Technologies being developed in the field of Bioinformatics and genomics allow us today, to determine the sequence of nucleotides of many and millions of DNA molecules in parallel. These technologies are allowing us today to not only take a closer look at DNA molecules and their composition, but also to conduct studies in different fields, like studying human genetic diseases, or analysing the interaction between proteins and the DNA, or even conduct unsupervised machine learning studies on the data to generate new insights and results. But reading DNA sequences usually comes with a catch : we can’t read the entire genome at once, so the data generated by these technologies usually comprises huge numbers of very short DNA sequences, that we call ’reads’. These reads need therefore, to be pieced together in a certain way to form the entire genome. A way to solve this complex puzzle, is Read Mapping.

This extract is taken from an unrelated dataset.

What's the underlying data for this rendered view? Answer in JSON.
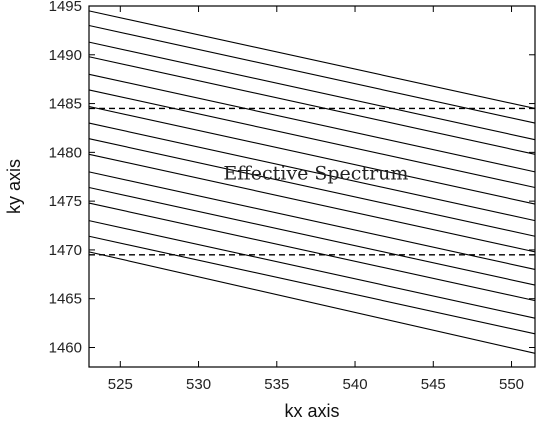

This technique consists in mapping the reads back to a reference genome to determine their positional origin. Many different algorithms exist to accomplish read mapping.
In this project, it was asked to implement a read mapping software that is able to align a large set of reads to a given genome. The reads that will be used to test the algorithm are genreated using ChIP-seq, and the genome is the one of a Drosophila melanogaster “Oregon-R S2” strain. During the testing of our algorithm, I used a reduced dataset, since the original one is of a non negligeable size and takes a long time to compute.
You can find the code, the ressources as well as the report to this project in this repo.